Yasuhiro Goda

Fully automated immunoassay system of endocrine disrupting chemicals using monoclonal antibodies chemically conjugated to bacterial magnetic particles

The development of a rapid and high-throughput detection system for endocrine disrupting chemicals (EDCs) has been required in the recent years. A fully automated immunoassay system was described for the detection of EDCs, such as alkylphenol ethoxylates (APEs), bisphenol A (BPA) and linear alkylbenzene sulfonates (LASs), using monoclonal antibodies chemically conjugated to bacterial magnetic particles (BMPs) and alkaline phosphatase (ALP)-conjugated EDCs. EDC concentrations were evaluated by the decrease in luminescence based on the competitive reaction of EDCs and ALP-conjugated EDCs. Full automation of the BMP-based immunoassay was achieved by using an automated eight-way pipet moving at X-, Y- and Z-direction and a B/F separation unit. B/F separation was performed on the tip surface of eight-way pipet with a retractable magnet mounted close to the pipet tip. Immunoreactions were saturated after 10 min, and the assay was completed within 15 min. The detection ranges for APE, BPA and LAS were 6.6 ppb–66 ppm, 2.3 ppt–2.3 ppm, and 35 ppt–35 ppm, respectively. This BMP-based immunoassay system has advantages due to its high sensitivity and rapid measurement of samples.

Piezoelectric immunosensor for bisphenol A based on signal enhancing step with 2-methacrolyloxyethyl phosphorylcholine polymeric nanoparticle

An immunoassay in which BPA competed with a BPA-horseradish peroxidase conjugate for binding to anti-BPA antibodies, coupled to a piezoelectric (PZ) immunosensor, was able to detect 0.1 ng mL(-1) BPA. To enhance the sensitivity of the assay, we tested nanoparticles approximately 200 nm in diameter, coupled to anti-BPA antibodies, to increase the mass change on the surface of the immunosensor and thereby increase the frequency shift detected. This second step, using nanoparticles coated with anti-BPA antibodies, improved the sensitivity of the assay by approximately eight times at BPA concentrations below 10 ng mL(-1). Field emission-scanning electron microscopy (FE-SEM) showed that polymeric 2-methacrolyloxyethyl phosphorylcholine (MPC) nanoparticles coupled to antibodies remained monodisperse on the surface of the immunosensor and therefore produced stable signals in the immunosensors. Since the frequency shift detected in the assay mainly originated from the mass change on the surface of the PZ crystal, the colloidal stability of the antibody-conjugated particles used in the enhancement step played an extremely important role in achieving a stable and highly sensitive signal.

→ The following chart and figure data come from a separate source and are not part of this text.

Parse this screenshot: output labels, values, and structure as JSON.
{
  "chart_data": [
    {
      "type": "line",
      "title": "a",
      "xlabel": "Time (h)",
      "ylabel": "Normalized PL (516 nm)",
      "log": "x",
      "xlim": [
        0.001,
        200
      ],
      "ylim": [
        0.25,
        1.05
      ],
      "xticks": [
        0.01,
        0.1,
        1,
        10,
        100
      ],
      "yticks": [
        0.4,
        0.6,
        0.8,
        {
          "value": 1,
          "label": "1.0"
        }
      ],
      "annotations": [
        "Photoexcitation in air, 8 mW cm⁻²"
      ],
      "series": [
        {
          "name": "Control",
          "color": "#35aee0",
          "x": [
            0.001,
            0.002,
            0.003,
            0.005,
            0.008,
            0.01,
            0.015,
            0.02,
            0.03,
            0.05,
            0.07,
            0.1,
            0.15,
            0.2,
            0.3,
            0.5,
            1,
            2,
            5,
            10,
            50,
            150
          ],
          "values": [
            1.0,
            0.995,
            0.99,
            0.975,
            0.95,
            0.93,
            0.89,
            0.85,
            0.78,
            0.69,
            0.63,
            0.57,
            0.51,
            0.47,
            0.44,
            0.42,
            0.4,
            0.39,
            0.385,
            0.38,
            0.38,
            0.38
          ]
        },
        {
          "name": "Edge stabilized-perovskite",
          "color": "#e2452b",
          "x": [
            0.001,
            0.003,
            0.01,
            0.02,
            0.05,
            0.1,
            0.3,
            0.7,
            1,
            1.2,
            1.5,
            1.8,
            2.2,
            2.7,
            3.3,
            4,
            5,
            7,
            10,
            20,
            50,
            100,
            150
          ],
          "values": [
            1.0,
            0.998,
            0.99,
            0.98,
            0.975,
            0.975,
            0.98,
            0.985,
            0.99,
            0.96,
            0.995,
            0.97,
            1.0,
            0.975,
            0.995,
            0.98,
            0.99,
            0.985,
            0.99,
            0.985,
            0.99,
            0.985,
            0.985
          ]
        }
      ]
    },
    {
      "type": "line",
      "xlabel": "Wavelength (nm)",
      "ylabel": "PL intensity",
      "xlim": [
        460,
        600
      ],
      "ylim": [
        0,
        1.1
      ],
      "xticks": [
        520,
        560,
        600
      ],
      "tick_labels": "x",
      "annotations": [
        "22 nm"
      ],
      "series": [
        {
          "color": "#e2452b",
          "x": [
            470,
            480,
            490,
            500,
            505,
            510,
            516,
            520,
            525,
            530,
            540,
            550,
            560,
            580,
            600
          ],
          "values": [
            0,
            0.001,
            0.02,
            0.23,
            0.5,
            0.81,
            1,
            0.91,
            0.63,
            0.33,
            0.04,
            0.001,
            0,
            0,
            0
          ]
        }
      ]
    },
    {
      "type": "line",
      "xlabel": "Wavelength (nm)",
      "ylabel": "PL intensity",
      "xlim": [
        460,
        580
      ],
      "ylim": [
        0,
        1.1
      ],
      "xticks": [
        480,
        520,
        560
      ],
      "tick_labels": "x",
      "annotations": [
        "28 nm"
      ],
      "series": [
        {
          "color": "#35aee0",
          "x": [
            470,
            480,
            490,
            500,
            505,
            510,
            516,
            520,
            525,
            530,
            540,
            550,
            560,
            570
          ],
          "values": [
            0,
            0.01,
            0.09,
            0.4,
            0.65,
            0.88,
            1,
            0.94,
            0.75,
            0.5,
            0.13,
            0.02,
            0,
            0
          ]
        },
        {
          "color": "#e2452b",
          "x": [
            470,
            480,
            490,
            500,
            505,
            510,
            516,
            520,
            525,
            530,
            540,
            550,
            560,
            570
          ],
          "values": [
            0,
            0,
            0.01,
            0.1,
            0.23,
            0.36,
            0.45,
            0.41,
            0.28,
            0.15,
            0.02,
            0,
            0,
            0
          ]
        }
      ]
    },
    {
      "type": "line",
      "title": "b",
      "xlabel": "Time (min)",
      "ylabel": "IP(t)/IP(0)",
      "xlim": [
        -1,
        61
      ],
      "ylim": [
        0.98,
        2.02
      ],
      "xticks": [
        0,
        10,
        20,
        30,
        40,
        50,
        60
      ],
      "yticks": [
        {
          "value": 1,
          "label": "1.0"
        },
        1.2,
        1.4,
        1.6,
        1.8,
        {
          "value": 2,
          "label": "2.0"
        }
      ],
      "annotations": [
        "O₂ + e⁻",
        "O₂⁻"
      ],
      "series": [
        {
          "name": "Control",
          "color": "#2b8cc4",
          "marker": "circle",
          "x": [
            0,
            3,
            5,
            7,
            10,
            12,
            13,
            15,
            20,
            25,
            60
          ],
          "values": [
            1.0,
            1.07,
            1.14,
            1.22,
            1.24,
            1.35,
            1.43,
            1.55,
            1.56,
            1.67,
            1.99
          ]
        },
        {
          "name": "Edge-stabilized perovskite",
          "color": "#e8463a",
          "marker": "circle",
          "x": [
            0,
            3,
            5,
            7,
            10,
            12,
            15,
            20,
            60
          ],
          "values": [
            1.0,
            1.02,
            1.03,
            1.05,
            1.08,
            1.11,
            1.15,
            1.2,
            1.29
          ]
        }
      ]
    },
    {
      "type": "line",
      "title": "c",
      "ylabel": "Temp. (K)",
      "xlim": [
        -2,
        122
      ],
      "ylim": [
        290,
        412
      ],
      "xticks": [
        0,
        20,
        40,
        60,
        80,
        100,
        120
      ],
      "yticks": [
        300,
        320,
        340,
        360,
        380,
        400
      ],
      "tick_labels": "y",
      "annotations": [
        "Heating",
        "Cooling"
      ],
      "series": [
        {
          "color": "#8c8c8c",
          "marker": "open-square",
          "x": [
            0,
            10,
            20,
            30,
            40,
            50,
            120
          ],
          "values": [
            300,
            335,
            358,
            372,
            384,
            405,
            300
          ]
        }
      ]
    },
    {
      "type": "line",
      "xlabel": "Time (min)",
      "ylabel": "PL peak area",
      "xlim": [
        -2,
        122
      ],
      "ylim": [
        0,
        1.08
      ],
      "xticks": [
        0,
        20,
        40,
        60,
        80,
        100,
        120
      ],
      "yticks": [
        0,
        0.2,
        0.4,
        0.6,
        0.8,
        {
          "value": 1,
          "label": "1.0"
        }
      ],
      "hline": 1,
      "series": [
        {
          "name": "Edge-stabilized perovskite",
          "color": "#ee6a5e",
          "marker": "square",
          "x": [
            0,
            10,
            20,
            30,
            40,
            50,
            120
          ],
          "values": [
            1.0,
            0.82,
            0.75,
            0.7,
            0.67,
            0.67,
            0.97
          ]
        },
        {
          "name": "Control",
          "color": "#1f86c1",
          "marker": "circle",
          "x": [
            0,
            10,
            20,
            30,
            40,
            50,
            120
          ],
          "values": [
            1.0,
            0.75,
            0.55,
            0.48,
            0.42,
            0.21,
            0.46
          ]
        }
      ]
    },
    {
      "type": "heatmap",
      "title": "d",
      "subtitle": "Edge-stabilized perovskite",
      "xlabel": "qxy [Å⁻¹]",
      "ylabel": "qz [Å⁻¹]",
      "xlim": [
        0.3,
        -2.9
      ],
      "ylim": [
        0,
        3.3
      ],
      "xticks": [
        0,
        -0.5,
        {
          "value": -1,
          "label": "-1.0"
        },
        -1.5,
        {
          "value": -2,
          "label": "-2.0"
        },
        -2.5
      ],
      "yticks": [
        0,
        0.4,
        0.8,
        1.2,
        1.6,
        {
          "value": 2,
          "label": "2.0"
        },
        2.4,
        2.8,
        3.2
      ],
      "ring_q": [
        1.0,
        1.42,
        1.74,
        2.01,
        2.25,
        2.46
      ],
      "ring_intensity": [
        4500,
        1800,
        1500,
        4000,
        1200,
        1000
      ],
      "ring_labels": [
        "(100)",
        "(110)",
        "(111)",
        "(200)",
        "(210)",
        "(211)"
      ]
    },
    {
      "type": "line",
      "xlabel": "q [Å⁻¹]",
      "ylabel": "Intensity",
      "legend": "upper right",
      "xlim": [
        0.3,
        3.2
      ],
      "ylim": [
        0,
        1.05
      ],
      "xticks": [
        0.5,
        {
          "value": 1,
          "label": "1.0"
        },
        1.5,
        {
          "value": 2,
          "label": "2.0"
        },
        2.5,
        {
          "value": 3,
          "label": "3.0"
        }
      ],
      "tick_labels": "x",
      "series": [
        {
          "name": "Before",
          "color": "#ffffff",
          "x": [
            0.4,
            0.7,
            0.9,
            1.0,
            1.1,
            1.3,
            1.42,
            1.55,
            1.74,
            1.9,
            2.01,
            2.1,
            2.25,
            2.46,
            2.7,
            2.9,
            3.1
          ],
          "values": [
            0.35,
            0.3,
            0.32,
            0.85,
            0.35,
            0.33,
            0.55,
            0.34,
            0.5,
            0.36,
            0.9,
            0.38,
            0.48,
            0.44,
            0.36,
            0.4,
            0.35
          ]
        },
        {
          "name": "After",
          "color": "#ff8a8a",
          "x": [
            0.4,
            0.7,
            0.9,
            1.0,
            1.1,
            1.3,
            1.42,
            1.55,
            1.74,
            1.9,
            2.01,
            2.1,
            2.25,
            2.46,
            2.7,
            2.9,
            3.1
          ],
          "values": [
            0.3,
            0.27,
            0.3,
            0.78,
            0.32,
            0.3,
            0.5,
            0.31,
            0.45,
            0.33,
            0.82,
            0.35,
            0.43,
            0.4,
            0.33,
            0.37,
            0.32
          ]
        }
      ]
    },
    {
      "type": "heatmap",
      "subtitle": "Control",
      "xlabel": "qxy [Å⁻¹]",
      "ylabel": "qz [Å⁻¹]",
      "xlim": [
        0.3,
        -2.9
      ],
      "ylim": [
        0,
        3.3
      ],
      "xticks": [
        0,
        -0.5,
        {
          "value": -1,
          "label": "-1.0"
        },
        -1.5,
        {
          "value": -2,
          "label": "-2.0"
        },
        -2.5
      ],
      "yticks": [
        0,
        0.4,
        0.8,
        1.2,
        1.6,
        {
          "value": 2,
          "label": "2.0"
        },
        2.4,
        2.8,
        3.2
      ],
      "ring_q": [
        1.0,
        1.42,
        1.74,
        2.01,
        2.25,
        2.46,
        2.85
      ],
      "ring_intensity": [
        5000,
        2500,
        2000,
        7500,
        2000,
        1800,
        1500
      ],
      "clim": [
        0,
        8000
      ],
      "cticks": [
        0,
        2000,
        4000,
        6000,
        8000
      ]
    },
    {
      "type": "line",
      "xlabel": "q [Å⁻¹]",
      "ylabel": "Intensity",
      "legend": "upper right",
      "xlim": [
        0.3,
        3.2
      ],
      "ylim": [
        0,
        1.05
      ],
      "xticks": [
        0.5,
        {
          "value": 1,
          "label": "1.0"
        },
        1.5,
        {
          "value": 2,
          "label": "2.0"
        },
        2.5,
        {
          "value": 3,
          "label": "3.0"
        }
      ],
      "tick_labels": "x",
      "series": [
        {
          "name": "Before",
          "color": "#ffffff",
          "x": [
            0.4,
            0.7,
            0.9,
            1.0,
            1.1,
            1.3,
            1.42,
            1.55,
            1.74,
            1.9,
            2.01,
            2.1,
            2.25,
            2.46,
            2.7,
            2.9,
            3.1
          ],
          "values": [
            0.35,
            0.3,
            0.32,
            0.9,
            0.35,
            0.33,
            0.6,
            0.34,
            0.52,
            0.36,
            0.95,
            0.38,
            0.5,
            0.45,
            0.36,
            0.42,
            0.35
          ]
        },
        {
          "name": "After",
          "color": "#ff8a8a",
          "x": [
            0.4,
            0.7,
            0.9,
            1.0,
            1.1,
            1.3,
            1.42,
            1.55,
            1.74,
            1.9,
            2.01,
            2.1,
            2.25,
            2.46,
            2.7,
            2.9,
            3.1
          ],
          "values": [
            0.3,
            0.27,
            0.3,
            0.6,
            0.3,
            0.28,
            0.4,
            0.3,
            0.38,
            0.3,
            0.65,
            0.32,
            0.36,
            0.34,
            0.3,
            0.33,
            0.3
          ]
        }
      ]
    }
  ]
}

Molecular analysis of specificity of anti-nonylphenol polyethoxylate single-chain antibody fragments by grafting and designed point mutations.

Alkylphenol polyethoxylates and alkylphenols are widely distributed contaminants in the environment. Two anti-alkylphenol polyethoxylate monoclonal antibodies MOF3-139 and AP-14 were established to measure these chemicals by enzyme immunoassays in previous studies. Interestingly, these two monoclonal antibodies showed different specificity; AP-14 cross-reacts with nonylphenoxyacetic acid and nonylphenol, whereas MOF3-139 does not. To understand the molecular basis of the difference in specificity, single-chain Fv (scFv) antibodies derived from the monoclonal antibodies were each produced in Escherichia coli cells and characterized in competitive enzyme-linked immunosorbent assay. The scFv antibodies exhibited comparable reactivity profiles to the derived parent monoclonal antibodies. It was found that the VH domain of AP-14 play an important role in the cross-reaction when specificity tests were performed using variable domain-swapped scFv antibodies. An experiment using complementarity-determining region (CDR)-grafted scFv antibodies revealed that CDR1 and CDR2 of AP-14 are involved in the cross-reaction to nonylphenoxyacetic acid and nonylphenol, respectively. Site-directed mutagenesis was introduced in both regions and the assay revealed that 33rd Thr and 35th His in VH domain of AP-14 were highly involved in the cross-reaction with nonylphenoxyacetic acid and that 33rd Thr, 57th Asp, and 59th Glu were involved in the cross-reaction with nonylphenol. The findings herein would contribute to the antibody engineering for specificity modification and to the generation of an alkylphenol-specific recombinant antibody by antibody engineering.